Il dibattito con i suoi risvolti etico-politici complessi è duro e doloroso. Lo confermano le accuse rivolte a Israele da ONU, UNRWA, OMS e molteplici organizzazioni e ong attive sui diritti umani, assieme all’istruttoria svolta dal Tribunale penale internazionale che ha appena emesso un ordine di arresto contro Netanyahu e l’ex ministro della Difesa Yoav Gallant, con l’imputazione di crimini di guerra e contro l’umanità per le distruzioni, privazioni, omicidi di civili nella striscia di Gaza.
Come affermava anni fa Amos Oz, uno dei più noti scrittori israeliani, la guerra fra Israele e i palestinesi nasconde in realtà due guerre che si combattono simultaneamente. Una guerra, «ingiusta», è quella mossa dal terrorismo fondamentalista di Hamas contro Israele per dare vita a uno Stato islamico nella Palestina intera. L’altra guerra, «giusta», è quella del popolo palestinese che aspira a uno Stato degno di questo nome. Specularmente, Israele combatte anch’esso due guerre: una, «giusta» per la difesa del suo diritto a esistere come popolo e come Stato; l’altra «ingiusta» e futile, per perpetuare l’occupazione dei territorrgio Gomeli e le colonie ebraiche ivi insediate.
Quale è dunque una posizione equilibrata di un mondo progressista attento ai valori umanitari? È giusto opporsi al permanere dell’occupazione israeliana della Cisgiordania, ai propositi di ulteriori annessioni di parti rilevanti di quel territorio, nonché ribadire l’urgenza di una risoluzione equa e a lungo termine del conflitto che avviluppa da oltre un secolo due popoli su quel minuscolo lembo di terra conteso. Ma uno stesso imperativo etico impone una condanna ferma dell’attacco omicida di Hamas contro civili e del sequestro di ostaggi.
In alcuni casi non si è condannata la violenza, asserendo che terze parti non hanno il diritto di giudicare le azioni degli oppressi. Altri hanno sottovalutato la gravità del trauma che affligge Israele, argomentando che lo stesso Israele ha prodotto con le sue azioni detta tragedia. Altri «utili idioti», anche nelle università italiane, fagocitati da un presunto «anti-occidentalismo», rigettano Israele come Stato «coloniale» o «post coloniale», fingendo di ignorare nel contempo il sadismo infame e l’integralismo omicida di Hamas. Per altri ancora, l’eccidio di massa di israeliani il 7 ottobre è stato un motivo perverso per celebrare.

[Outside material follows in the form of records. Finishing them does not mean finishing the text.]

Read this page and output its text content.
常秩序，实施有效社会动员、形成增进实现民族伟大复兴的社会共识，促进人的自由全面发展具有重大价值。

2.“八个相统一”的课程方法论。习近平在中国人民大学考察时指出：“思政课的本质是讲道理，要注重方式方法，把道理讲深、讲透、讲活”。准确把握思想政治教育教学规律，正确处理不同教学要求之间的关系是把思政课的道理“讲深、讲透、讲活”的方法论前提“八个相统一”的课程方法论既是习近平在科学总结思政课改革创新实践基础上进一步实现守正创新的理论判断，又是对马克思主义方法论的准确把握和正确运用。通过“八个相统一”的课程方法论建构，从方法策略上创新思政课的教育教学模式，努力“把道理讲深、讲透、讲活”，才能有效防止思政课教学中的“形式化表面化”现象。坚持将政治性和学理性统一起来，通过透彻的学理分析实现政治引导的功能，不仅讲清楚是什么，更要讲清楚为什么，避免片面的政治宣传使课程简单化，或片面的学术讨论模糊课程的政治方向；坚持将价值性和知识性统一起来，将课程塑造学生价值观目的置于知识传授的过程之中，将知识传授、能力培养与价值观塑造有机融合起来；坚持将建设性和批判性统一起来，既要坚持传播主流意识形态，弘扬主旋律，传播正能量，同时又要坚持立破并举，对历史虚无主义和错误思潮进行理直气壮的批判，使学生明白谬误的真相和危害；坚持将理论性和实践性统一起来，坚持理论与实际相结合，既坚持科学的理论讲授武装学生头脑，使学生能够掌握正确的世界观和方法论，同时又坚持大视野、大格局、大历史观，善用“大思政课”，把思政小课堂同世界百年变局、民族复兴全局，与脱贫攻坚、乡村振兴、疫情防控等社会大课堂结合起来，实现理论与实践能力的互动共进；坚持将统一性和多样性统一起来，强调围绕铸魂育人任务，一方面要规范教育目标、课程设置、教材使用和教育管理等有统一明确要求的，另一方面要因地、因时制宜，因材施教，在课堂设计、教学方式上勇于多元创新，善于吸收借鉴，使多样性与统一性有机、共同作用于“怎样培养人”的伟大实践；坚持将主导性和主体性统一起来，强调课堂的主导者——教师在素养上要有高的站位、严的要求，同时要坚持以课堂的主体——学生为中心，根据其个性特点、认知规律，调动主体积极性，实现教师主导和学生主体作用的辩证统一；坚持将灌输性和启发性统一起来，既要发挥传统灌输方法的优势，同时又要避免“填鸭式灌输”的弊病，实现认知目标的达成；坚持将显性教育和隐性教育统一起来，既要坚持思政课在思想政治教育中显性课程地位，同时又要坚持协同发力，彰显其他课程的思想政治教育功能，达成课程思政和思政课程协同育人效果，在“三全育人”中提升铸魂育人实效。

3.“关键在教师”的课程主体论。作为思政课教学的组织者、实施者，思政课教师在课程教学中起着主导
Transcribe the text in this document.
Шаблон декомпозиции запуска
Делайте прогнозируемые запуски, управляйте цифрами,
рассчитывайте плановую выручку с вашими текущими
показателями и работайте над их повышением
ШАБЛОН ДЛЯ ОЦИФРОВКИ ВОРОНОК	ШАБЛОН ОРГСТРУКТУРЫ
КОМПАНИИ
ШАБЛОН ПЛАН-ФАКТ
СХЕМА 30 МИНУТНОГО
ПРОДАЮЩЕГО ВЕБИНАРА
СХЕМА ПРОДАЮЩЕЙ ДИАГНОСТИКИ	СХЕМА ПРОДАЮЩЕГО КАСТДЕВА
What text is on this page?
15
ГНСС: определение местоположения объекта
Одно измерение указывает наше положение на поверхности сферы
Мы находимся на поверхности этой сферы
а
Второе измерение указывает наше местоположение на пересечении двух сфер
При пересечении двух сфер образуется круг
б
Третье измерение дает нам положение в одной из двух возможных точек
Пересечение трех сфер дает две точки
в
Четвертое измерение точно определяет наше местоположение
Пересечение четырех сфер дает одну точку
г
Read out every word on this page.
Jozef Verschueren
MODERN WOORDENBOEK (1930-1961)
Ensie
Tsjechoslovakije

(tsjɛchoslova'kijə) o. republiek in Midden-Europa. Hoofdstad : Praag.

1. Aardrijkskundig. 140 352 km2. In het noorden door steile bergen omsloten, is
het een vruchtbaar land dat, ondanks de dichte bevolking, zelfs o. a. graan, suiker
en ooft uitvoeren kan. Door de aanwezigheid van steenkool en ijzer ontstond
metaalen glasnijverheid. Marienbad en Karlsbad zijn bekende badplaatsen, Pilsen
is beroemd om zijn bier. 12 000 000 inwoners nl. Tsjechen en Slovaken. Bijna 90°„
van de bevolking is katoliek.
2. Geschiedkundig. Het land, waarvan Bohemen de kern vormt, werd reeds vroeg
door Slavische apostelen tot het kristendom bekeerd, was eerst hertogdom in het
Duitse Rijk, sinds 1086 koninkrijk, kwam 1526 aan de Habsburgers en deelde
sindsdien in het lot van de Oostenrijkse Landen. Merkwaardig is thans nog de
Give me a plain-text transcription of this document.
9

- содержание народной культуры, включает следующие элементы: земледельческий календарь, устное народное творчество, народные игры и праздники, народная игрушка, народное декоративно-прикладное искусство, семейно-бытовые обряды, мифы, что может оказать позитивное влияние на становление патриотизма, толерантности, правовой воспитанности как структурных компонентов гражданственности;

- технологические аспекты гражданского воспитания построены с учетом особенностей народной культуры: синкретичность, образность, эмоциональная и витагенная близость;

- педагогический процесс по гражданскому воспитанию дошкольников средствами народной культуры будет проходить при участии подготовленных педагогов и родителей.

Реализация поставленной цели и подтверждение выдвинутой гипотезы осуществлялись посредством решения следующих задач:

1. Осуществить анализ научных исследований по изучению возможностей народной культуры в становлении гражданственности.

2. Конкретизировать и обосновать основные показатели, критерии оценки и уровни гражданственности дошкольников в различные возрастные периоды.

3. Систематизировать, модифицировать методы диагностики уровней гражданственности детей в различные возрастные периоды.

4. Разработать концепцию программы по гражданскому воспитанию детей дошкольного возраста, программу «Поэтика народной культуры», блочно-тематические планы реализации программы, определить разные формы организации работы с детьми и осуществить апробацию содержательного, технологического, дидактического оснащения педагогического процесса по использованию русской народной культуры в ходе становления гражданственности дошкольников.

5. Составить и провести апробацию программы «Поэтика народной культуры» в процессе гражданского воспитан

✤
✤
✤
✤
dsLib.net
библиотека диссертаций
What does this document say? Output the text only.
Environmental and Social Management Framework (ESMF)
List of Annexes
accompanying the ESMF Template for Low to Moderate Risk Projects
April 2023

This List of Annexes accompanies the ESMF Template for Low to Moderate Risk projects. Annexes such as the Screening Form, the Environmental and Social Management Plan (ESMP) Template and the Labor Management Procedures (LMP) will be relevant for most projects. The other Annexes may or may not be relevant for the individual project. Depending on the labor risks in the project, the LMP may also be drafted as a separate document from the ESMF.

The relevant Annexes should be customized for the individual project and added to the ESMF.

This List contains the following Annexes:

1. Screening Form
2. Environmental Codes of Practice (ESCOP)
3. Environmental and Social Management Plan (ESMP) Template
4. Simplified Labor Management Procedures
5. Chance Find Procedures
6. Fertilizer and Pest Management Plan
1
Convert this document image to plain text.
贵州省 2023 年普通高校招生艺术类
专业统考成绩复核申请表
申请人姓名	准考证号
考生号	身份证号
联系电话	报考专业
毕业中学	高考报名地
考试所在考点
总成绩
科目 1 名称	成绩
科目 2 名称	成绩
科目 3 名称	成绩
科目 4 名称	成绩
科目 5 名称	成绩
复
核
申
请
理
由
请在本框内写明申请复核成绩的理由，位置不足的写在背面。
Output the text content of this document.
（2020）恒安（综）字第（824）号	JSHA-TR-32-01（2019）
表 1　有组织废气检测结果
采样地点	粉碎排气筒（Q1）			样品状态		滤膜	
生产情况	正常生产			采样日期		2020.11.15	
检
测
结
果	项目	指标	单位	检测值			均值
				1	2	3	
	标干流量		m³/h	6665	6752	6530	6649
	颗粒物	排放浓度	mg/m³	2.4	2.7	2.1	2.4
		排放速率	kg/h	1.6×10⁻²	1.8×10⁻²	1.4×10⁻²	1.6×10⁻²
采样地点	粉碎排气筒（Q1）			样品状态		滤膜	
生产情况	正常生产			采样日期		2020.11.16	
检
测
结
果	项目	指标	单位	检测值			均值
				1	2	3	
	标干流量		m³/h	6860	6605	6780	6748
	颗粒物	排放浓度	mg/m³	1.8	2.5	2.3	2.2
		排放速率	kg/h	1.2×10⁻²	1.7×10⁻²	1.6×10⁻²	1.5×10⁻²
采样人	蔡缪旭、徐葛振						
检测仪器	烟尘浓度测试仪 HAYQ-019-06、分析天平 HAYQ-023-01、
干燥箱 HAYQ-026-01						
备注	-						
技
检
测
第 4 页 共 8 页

Forse il principio cui dovremmo ispirarci in queste drammatiche circostanze è quello della «doppia lealtà». Anziché attribuire colpe e di infliggere punizioni, il compito che ci spetta è quello di offrire ponti e spingere le parti in lotta al dialogo, riprendendo la logica degli accordi di Oslo. Nel 1993, il riconoscimento reciproco dei diritti aveva dischiuso uno spiraglio di speranza: conciliare il diritto alla pace a e alla sicurezza per Israele con quello a uno Stato indipendente per i palestinesi. Soprattutto è essenziale, come impegno della società civile, in sostegno «dal basso» all’attivismo della diplomazia «dall’alto», affermare l’illiceità della violenza contro i civili, da una parte e dall’altra; rigettare la disumanizzazione del «nemico», riconoscendo pur con fatica le ragioni dell’altro.